Eleven percent of Oregon’s students are
English-language learners while just 4 percent of children in that state were
born abroad.
Texas and Nevada have ELL student
populations of 15 and 20 percent, respectively. The non-native child population
in each state is around 6 percent.
In addition, younger children who are
not proficient in English are more likely to be U.S.-born. According to the
report, “nearly nine in 10 ELL [English Language Learners] students between
kindergarten and grade five were born in the United States.”
Migration Policy Institute’s Jeanne
Batalova told the outlet that disadvantages for these kids are “cumulative”

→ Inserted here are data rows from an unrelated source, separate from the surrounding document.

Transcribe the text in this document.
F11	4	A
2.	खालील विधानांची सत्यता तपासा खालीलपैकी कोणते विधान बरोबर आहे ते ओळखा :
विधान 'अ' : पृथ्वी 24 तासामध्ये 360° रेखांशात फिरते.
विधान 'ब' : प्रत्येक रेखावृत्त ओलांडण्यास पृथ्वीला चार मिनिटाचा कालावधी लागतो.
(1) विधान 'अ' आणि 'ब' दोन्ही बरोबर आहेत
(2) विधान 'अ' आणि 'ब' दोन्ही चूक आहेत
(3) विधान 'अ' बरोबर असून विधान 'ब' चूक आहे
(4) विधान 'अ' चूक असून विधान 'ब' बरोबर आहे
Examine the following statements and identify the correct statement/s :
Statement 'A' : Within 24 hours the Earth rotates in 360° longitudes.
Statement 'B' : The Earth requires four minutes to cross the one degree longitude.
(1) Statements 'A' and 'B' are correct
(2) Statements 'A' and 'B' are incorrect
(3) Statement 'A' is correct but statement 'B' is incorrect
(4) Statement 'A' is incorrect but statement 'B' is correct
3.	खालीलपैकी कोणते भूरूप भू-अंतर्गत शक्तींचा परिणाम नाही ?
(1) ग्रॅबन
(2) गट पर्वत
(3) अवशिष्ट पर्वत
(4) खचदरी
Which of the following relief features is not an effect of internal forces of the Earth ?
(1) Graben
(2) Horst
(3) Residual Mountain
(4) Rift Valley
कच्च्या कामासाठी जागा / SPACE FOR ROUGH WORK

because “the gap between abilities and skills for students who lack
language proficiency can seem narrow in earlier grades… But when the academics
become more complicated and complex, children are lagging more and more
behind.”
As the report noted, 2012’s Census data
found that “nearly 41 million people in the United States age 5 and above are
considered foreign-born,” representing a three-fold increase since 1980. And
“of those 41 million, roughly half either speak only English at home or
speak English ‘very well.'”
This is a problem that many states that
have not traditionally been associated with a high number of immigrants are
confronting in recent years, according to the report:
Between 2001 and 2012, 10 states
experienced colossal growth in the number of students enrolled in
English-language learning programs, ranging from 135 percent in North Carolina
to 610 percent in South Carolina… Alabama, Arkansas, Delaware, Kansas and
Virginia also are on the list of states that have seen steep growth.